Greg Gianforte, CEO of RightNow Technologies, wrote a piece for Tom Foremski’s Silicon Valley Watcher called “Most startups should avoid venture funding, not pursue it.” At Tom’s request, here is my rebuttal, heavily influenced, to be sure, by my ongoing experience as a venture partner at Mohr Davidow Ventures.
GG: If you start by selling your concept to potential prospects (rather than stock to VCs), you will either end up with initial customers or a conviction that your idea won't work. Why raise money and then find out which one it will be?
GM: If the offer lends itself to being delivered as a project, this approach is fine, assuming you can assemble the necessary back-up band for a pick-up gig. But if you need infrastructure, inventory, or employees, this is not an option.
GG: Raising money takes time away from understanding your market and potential customers. Often more time than it would take to just go sell something to a customer. Let your customers fund your business through product orders.
GM: My experience is that raising money actually forces you to think more deeply about your market and potential customers than you otherwise would because investors won’t fund you unless you come up with genuinely new insights. And since investors are selected by Darwin to be effective crap detectors, you can actually learn a lot from the fund-raising process.
GG: Adding VCs to the mix early gives you an additional set of masters you must serve in addition to your customers. It is always hard to serve two masters, especially in a startup.
GM: Yes, investors represent a constituency that is different from customers, but each has a key role in a start-up. The customer helps you build a better offer, the investor, a better company. If that has not been your experience of VCs—and I know for many it has not—it just means you’re working with the wrong ones.
GG: With no money you can't make a fatal mistake. This is a blessing. Without VC money, you are forced to figure out how to extract funds from your customers for value you deliver. Ultimately that is the only thing that really matters.
GM: Oh, please. Without the risk of making a fatal mistake, what makes you think you are going to generate a venture-like return? If that is not your intention, why would you talk to a VC under a false pretense? Let’s be clear here: Extracting funds from customers may be deferred by funding, but only in the interests of creating a greater extraction down the road. Never mistake capital for income.
GG: Money removes spending discipline. If you have the money you will spend it - whether you have figured out your business model and market or not.
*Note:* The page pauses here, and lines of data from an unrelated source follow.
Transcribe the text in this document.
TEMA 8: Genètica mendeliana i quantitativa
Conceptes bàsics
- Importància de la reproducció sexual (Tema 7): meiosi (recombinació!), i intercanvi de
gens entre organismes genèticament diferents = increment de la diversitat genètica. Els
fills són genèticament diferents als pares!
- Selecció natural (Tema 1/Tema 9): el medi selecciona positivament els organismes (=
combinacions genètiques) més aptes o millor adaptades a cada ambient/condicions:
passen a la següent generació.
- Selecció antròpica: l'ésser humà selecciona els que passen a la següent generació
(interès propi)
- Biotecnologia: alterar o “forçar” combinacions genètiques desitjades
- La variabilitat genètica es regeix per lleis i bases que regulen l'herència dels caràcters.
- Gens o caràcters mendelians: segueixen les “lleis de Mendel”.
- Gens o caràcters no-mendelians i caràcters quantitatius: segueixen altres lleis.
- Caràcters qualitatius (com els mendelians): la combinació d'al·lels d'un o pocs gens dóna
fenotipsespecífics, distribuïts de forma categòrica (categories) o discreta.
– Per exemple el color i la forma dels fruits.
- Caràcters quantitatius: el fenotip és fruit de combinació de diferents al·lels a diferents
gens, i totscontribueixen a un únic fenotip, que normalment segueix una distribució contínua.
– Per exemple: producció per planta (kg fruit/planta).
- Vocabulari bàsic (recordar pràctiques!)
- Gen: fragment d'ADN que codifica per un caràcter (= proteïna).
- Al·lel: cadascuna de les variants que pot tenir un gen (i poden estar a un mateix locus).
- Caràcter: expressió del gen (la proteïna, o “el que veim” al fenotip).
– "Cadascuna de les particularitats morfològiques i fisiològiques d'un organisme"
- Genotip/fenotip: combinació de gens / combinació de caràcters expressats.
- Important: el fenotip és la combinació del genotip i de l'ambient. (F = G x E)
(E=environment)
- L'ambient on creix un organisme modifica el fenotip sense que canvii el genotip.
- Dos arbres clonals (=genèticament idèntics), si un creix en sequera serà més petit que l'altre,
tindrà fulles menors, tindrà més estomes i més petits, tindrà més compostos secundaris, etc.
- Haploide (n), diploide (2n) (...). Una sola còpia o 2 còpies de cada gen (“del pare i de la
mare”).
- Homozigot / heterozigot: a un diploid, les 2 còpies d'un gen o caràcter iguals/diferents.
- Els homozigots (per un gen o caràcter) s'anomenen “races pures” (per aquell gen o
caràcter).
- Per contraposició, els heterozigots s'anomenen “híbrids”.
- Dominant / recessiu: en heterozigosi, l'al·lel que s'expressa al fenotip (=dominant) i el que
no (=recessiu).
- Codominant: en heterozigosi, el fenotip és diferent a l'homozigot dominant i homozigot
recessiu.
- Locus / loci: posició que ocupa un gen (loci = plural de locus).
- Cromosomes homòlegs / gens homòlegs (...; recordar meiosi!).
GM: This is what I mean about mistaking capital for income. If you think that by accepting capital from an investor, you can reduce your life risk by transferring some portion of it to them, you sadly misunderstand the nature and obligations of business management. This is how “family and friends” funding can turn sour, not only for the life of a company but for the company of a life.
GG: Raising VC money determines your exit strategy. You will either sell the business or take it public. What if you end up with a very profitable, modest sized business that you want to just run? That is no longer an option once you raise VC money.
GM: True. If your intent is not to create venture returns, you should not talk to a venture capitalist. Not all start-ups have to be venture-backed, as, for example, The Chasm Group, The Chasm Institute, and TCG Advisors can bear witness. Understand, though, we chose our path to produce income with life-style freedom, not to create equity.
GG: You sell your precious equity very dearly before you have a proven business model. This is the worst time to raise money from a valuation perspective.
GM: Precious indeed, but to whom? How valuable can equity be in a firm that has no proven business model? How could you tell? It is indeed the worst time to raise money from a valuation perspective, but that’s true for investors even more than it is for you—as hence the so-called “low valuations.” Don’t kid yourself: market effects rule pricing in all financial transactions including this one.